AstraZeneca last year sought to strengthen its own diagnostic capabilities through the $150m acquisition of Definiens, a Germany company specialising in tissue-based tests to identify which patients respond to a drug.

However, Ruth March, head of personalised healthcare at AstraZeneca, said the company had no intention of building a full-blown diagnostics business to match Roche. Instead, it would continue to cherry pick different diagnostic partners for different drugs.

Other developers of companion diagnostics include Abbott Laboratories, Agilent Technologies, Myriad Genetics and Qiagen.

“We have made a strategic decision to go with lots of different diagnostic partners,” says Dr March. “Some companies are stronger in some technologies than others.”

What are the next frontiers in this alliance between pharma and diagnostics?
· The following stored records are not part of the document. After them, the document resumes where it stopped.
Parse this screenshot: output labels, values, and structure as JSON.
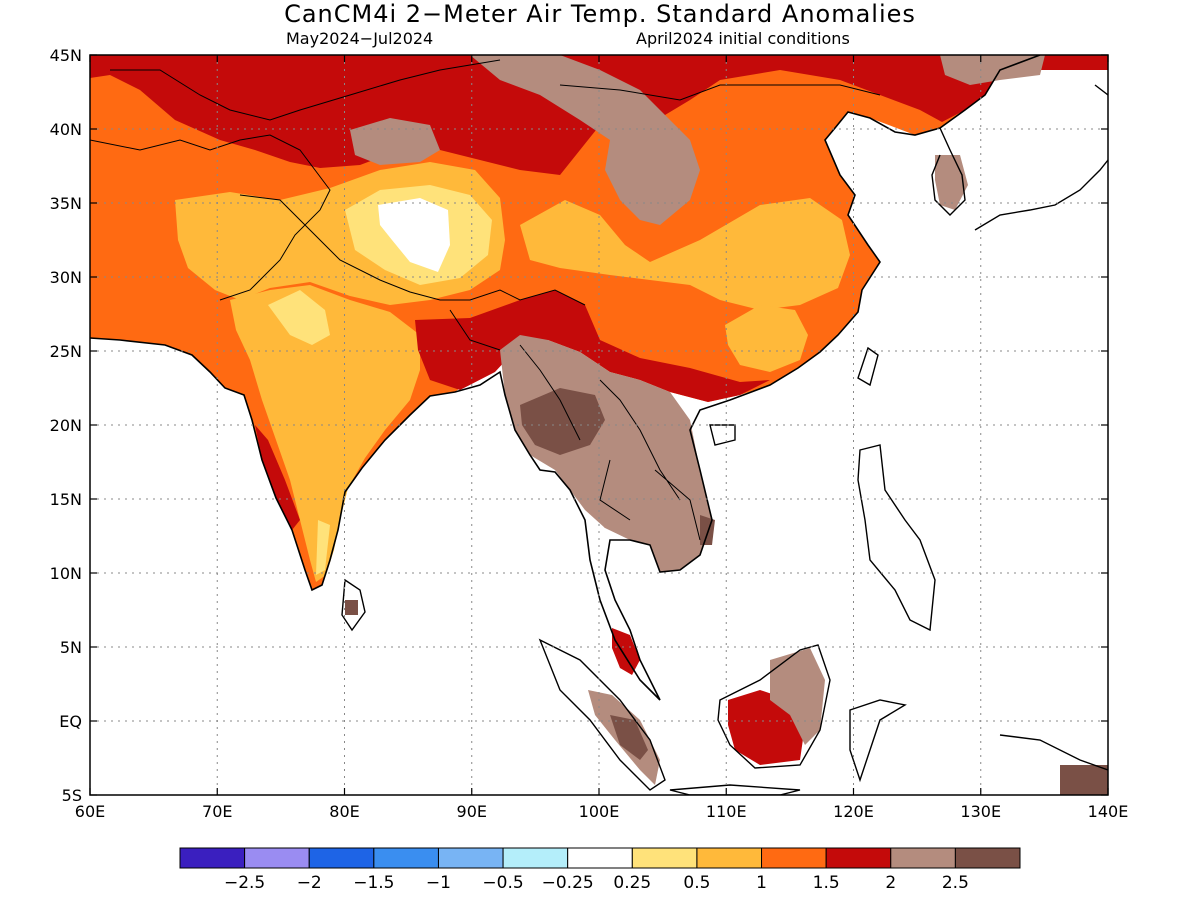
{
  "header": {
    "title": "CanCM4i 2−Meter Air Temp. Standard Anomalies",
    "subtitle_left": "May2024−Jul2024",
    "subtitle_right": "April2024 initial conditions"
  },
  "map": {
    "lon_range": [
      60,
      140
    ],
    "lat_range": [
      -5,
      45
    ],
    "lon_ticks": [
      {
        "value": 60,
        "label": "60E"
      },
      {
        "value": 70,
        "label": "70E"
      },
      {
        "value": 80,
        "label": "80E"
      },
      {
        "value": 90,
        "label": "90E"
      },
      {
        "value": 100,
        "label": "100E"
      },
      {
        "value": 110,
        "label": "110E"
      },
      {
        "value": 120,
        "label": "120E"
      },
      {
        "value": 130,
        "label": "130E"
      },
      {
        "value": 140,
        "label": "140E"
      }
    ],
    "lat_ticks": [
      {
        "value": 45,
        "label": "45N"
      },
      {
        "value": 40,
        "label": "40N"
      },
      {
        "value": 35,
        "label": "35N"
      },
      {
        "value": 30,
        "label": "30N"
      },
      {
        "value": 25,
        "label": "25N"
      },
      {
        "value": 20,
        "label": "20N"
      },
      {
        "value": 15,
        "label": "15N"
      },
      {
        "value": 10,
        "label": "10N"
      },
      {
        "value": 5,
        "label": "5N"
      },
      {
        "value": 0,
        "label": "EQ"
      },
      {
        "value": -5,
        "label": "5S"
      }
    ],
    "grid": "dotted"
  },
  "colorbar": {
    "bins": [
      {
        "color": "#3a1fbf"
      },
      {
        "color": "#9a8cf2"
      },
      {
        "color": "#1e64e6"
      },
      {
        "color": "#3a8ef0"
      },
      {
        "color": "#78b4f4"
      },
      {
        "color": "#b4eefa"
      },
      {
        "color": "#ffffff"
      },
      {
        "color": "#ffe27a"
      },
      {
        "color": "#ffb93a"
      },
      {
        "color": "#ff6a12"
      },
      {
        "color": "#c40a0a"
      },
      {
        "color": "#b48c7e"
      },
      {
        "color": "#7a5046"
      }
    ],
    "labels": [
      "−2.5",
      "−2",
      "−1.5",
      "−1",
      "−0.5",
      "−0.25",
      "0.25",
      "0.5",
      "1",
      "1.5",
      "2",
      "2.5"
    ]
  }
}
AstraZeneca is one of numerous companies exploring the potential of so-called “liquid biopsies” to detect fragments of tumour DNA circulating in blood. It is hoped this could prove more sensitive than tissue biopsies and allow cancer mutations to be detected at an earlier stage.

Diagnostic companies are also seeking to move beyond companion products for individual drugs to develop more sophisticated tests that can screen for multiple biomarkers at once.

Janet Woodcock, director of the centre for drug evaluation and research at the FDA, cautioned in a blog that, while the industry had made great strides, there was a long way to go: “It is still hard to develop targeted therapies for many diseases because there isn’t enough scientific understanding of why the disease occurs and what biomarkers would be useful.”

The push for greater personalisation was given a boost by US President Barack Obama last January when he used his annual State of the Union address to launch a precision medicine initiative. This included $215m of federal investment in measures to speed the push for targeted therapies.

Watching on as a guest of the US president was a cystic fibrosis patient called Bill Elder. He has been successfully treated with a much-heralded drug from Vertex Pharmaceuticals, which targets a genetic mutation affecting 4 per cent of the 30,000 people in the US with the disease.

“That is the promise of precision medicine,” said Mr Obama in a press conference after the speech. “Delivering the right treatments, at the right time, every time to the right person.”